De la alianza entre el realizador alemán Wim Wenders y el músico estadounidense Ry
Cooder surgió este film. Aunque film es un decir, ya que el metraje fue tomado
en formato de video (mayormente en Betacam digital), confirmando definitivamente si
es que hacía falta la debilidad del director de París, Texas por las camaritas.
En favor de las camaritas hay que decir que el Betacam digital tiene muy buena
definición. En su contra, que aún dista, y mucho, del abanico de matices lumínicos que
ofrece el cine de 35 mm.
Aunque no lo parezca, Buena vista
social club es un documental muy atípico. A diferencia de casi todos los demás, que
se aproximan a un fenómeno real preexistente para expresarlo
cinematográficamente, el film de Wenders forma parte del fenómeno que refleja.
Es más: en buena medida, lo construyó.
A ver si me explico. Buena Vista Social
Club es el nombre con que se conoció, y olvidó, a un compacto grupo de
integrantes de la Vieja Trova Cubana. Poco que ver con Silvio Rodríguez y Pablo Milanés
o con la Nueva Trova y mucho con el jazz. Con un jazz cantado, abolerado,
tropical, romántico (estamos hablando de sones y de guaguancós), dignificado por los
más eximios instrumentistas cubanos.

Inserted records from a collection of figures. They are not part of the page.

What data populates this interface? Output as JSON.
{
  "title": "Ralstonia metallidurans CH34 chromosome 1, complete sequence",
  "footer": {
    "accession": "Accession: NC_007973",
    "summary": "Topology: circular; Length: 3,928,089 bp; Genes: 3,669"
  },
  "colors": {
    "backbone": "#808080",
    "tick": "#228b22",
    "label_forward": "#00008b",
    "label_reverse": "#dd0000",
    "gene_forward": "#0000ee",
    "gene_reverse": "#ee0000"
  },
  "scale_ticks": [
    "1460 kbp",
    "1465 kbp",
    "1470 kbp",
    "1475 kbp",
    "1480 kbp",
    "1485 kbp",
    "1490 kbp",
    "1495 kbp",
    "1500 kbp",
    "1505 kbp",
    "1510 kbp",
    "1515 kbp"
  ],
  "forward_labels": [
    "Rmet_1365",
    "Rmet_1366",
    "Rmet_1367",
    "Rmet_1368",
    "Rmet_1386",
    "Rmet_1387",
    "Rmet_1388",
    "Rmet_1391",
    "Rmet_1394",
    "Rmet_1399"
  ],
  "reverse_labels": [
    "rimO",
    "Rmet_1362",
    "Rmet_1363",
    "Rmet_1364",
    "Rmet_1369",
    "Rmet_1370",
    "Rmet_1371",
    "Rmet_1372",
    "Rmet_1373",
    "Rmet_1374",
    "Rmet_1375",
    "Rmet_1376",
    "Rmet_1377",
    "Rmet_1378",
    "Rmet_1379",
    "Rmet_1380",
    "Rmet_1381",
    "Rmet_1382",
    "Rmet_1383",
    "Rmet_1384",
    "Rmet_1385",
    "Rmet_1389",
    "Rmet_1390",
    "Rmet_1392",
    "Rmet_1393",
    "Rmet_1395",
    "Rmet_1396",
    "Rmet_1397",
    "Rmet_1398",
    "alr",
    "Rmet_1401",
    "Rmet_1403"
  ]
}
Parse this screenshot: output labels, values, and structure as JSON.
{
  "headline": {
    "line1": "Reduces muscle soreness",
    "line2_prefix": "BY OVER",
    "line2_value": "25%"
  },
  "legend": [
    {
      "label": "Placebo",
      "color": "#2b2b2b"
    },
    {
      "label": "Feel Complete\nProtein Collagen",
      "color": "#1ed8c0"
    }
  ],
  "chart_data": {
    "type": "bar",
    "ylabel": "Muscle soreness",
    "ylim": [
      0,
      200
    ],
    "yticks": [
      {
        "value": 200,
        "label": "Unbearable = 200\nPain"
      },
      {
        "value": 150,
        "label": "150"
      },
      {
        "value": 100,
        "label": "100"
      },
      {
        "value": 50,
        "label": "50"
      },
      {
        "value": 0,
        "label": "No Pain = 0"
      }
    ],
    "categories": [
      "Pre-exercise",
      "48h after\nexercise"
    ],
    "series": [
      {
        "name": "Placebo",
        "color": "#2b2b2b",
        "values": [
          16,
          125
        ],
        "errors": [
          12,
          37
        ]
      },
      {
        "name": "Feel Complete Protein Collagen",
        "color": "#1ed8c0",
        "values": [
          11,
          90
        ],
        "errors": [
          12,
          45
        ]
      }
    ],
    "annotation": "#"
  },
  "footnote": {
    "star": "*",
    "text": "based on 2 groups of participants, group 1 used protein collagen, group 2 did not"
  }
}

Y cuando digo cubanos, digo universales. Lo notable,
lo increíble, es que los cantores y los músicos del Buena Vista, que ya eran eximios antes
de la Revolución (esta ocurrió en el '59), lo seguían siendo en el '98, cuando se
realizó la película. Pero está dicho: en su tierra los habían olvidado. Y fue Ry
Cooder, más que Wenders, el gringo que los redescubrió. Y los rejuntó,
les aportó los medios para que cuarenta, o hasta cincuenta años después de sus
"quince minutos" de fama pudieran demostrar que estos siguen siendo sus buenos,
y hasta sus mejores tiempos. El proyecto Wenders-Cooder, además del film (e incluso antes),
incluyó sesiones que se convirtieron en exitosísimos CDs, algunos de los cuales se
vendieron por millones. Y se siguen vendiendo.
Buena Vista Social Club no va
a pasar a la historia por sus méritos cinematográficos. Más allá de su atípico
origen, su estructura vuelve a transitar la huella de tantísimos documentales. Hasta
resulta perezosa por momentos, como cuando recurre a idénticas presentaciones para los
diferentes músicos ("Me llamo Fulano, nací en tal año, tocó este
instrumento..."). Todo cambia cuando nos lleva de las modestas callecitas de La
Habana vieja a los escenarios de Amsterdam o Nueva York (el "gran final" tiene
lugar en el mismísimo Carnegie Hall) y, otra vez, de vuelta a "casa". El
vaivén es apropiado y nos permite convertirnos en los compañeros de ruta de esas nobles,
rescatadas almas, en su viaje hacia la justa y postergada fama internacional. El
film también se eleva y emociona en la medida en que registra el redescubrimiento
de todos esos músicos maravillosos: Cooder habla otro idioma, viene de muy lejos y sin
embargo se entiende rápida y fluidamente con los cubanos, con lo que aquello de que
"la música es un lenguaje universal" viene a tener una demostración cabal,
palpable. El mayor mérito de Wenders consistió en no entorpecer esa demostración con
trampas publicitarias o artificios "filosóficos" como aquellos a los que nos
tenía acostumbrados últimamente. También le corresponden los aciertos de un montaje
mayormente ágil y unas combinaciones de tonos (color, sepias, monocromo) que comulgan con
el "espíritu" de las imágenes.
Pero lo más llamativo y misterioso de Buena
Vista Social Club no tiene tanto que ver con lo que hizo Wenders como director ni
Cooder como productor artístico, sino con el increíble talento interpretativo de
individuos que doblaron el codo de los ochenta, y aun de los noventa años. Compay
Segundo, a los noventa y uno, canta como un dios de voz muy grave y, como si lo fuera,
cuenta que está pensando en engendrar su sexto hijo. Rubén González, el pianista, es
más pendejo... apenas si cuenta 78 abriles. Y no tiene absolutamente nada que
envidiarle a Keith Jarret. En fin: estos tipos no me conmovieron tanto con sus anécdotas
como con su música, y definitivamente con su vitalidad. No todos los de la troupe
son tan ancianos ni tan negros, pero daría lo que fuera por conocer la
fórmula de estos viejitos. A los que se suma Ibrahim Ferrer, al que alguien menta como el
Nat King Cole cubano. Y por ahí le anda.